Une fois acquise la conviction que le latin doit rester un outil indispensable, quels sont les moyens à mettre en oeuvre pour en acquérir la connaissance ? Il n’y a pas de recette miracle, hélas. Le latin pour tous, ce n’est sans doute pas la bonne voie. Le latin pour une poignée de spécialistes chargés de conserver ce patrimoine, comme on garde un livre précieux, et nantis du privilège de partager avec qui ils le souhaitent, c’est une voie qui me paraît dangereuse3. Les latinistes deviendraient alors une sorte de caste très fermée. Je préconise dès lors de continuer de former des spécialistes des textes latins qui peuvent les établir, les comprendre, les traduire, les expliquer et qui transmettront leurs connaissances, dans de bonnes conditions, à ceux qui en auront besoin et qui auront compris que leur investissement en vaut la peine. Certes, c’est du long terme. L’expérience montre qu’un étudiant moyen a besoin, en appliquant la méthode analytique, de deux semestres pour maîtriser la phrase simple et de trois semestres pour parvenir à dominer la structure complexe. C’est seulement durant le quatrième semestre (parfois un peu plus tôt) qu’il peut commencer à traduire un texte latin authentique. C’est là que l’aventure commence véritablement, et c’est une belle aventure.

Pour conclure, je reprendrai une phrase d’Yves Bonnefoy que j’estime très juste : “L’étude du latin aide à percevoir le travail de la langue dans sa profondeur et ses dimensions multiples.
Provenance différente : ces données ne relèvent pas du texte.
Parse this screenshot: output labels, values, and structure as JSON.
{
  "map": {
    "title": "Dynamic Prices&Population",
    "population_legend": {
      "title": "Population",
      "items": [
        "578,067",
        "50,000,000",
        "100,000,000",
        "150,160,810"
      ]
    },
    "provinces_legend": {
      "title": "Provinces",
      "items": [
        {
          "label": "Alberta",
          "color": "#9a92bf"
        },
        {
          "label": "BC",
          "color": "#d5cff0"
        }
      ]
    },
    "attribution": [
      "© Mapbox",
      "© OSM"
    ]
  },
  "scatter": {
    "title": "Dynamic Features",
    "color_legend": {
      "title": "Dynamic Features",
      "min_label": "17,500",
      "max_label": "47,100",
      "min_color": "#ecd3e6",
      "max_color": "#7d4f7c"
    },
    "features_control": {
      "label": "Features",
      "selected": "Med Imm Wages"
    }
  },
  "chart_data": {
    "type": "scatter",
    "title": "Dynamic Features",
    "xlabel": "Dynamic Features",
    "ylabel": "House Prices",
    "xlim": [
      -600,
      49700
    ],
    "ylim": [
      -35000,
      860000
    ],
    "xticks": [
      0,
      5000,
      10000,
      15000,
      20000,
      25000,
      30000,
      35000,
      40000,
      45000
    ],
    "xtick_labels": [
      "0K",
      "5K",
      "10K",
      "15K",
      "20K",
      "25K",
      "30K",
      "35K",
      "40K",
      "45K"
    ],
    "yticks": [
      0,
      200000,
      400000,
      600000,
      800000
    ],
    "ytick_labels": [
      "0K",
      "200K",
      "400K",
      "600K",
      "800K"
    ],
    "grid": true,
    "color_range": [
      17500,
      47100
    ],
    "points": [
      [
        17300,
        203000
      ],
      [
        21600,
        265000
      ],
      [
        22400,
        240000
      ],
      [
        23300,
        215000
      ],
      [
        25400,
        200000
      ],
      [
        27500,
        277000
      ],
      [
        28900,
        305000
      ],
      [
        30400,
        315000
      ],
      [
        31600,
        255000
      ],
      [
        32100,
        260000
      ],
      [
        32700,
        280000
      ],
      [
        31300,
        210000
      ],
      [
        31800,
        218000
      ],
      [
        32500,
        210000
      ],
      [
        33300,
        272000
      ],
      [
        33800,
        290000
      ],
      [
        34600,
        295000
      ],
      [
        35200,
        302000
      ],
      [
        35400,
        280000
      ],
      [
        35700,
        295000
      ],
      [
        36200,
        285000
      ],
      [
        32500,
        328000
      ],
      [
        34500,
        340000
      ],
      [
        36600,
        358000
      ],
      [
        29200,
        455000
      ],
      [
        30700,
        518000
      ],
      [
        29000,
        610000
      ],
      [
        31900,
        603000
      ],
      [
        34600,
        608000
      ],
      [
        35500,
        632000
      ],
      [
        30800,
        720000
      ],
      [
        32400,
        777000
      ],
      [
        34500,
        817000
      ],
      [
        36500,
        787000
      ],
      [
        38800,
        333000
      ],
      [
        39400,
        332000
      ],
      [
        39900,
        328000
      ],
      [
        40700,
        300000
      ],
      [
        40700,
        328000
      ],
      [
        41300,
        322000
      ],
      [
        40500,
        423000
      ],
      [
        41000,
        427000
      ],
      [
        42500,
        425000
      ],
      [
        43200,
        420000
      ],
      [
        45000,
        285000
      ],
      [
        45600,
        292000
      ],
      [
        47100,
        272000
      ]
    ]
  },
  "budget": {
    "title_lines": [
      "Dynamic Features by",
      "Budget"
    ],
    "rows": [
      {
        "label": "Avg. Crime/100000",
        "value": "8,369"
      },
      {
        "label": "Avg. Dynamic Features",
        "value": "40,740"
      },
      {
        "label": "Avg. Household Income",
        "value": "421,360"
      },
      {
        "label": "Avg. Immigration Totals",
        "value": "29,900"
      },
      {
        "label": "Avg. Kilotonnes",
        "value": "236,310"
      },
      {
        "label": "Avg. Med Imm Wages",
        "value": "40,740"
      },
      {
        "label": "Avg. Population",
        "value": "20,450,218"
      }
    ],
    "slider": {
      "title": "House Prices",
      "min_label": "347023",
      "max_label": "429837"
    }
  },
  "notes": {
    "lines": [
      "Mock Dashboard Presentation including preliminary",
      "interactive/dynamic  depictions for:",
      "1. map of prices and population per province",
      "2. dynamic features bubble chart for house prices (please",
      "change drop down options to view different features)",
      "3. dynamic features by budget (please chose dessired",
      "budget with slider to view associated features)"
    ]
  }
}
C’est la meilleure façon de ressentir la superficialité, la nocivité des dogmes, des partis. Autrement dit, d’aider à l’échange ouvert et sans préjugés ou interdits sans lequel il n’est pas de société authentiquement démocratique.4 À chacun de juger !
Informations sur les études
Une nouvelle formation (bachelier, master et AESS) est organisée par la faculté de Philosophie et Lettres en langues et anciennes et modernes, permettant de combiner l’étude du latin et du français.
* www.programmes.uliege.be/info/bachelier/langues-anciennesmodernes


1 W. Stroh, Le latin est mort, vive le latin ! Petite histoire d’une grande langue, traduit de l’allemand et du latin par S. Bluntz, Paris, 2008, pp. 279-281.
2 J. Leonhardt, La grande histoire du latin des origines à nos jours, traduit de l’allemand par B. Vacher, Paris, 2010, pp. 24-28.

3 F. Waquet, Le latin ou l’empire d’un signe (XVIe-XXe s.), Paris, 1998, pp. 322-323.
4 Y. Bonnefoy, Le latin, la démocratie, la poésie, dans C. Suzzoni et H. Aupetit (éd.), Sans le latin…, Paris, 2012, p. 386.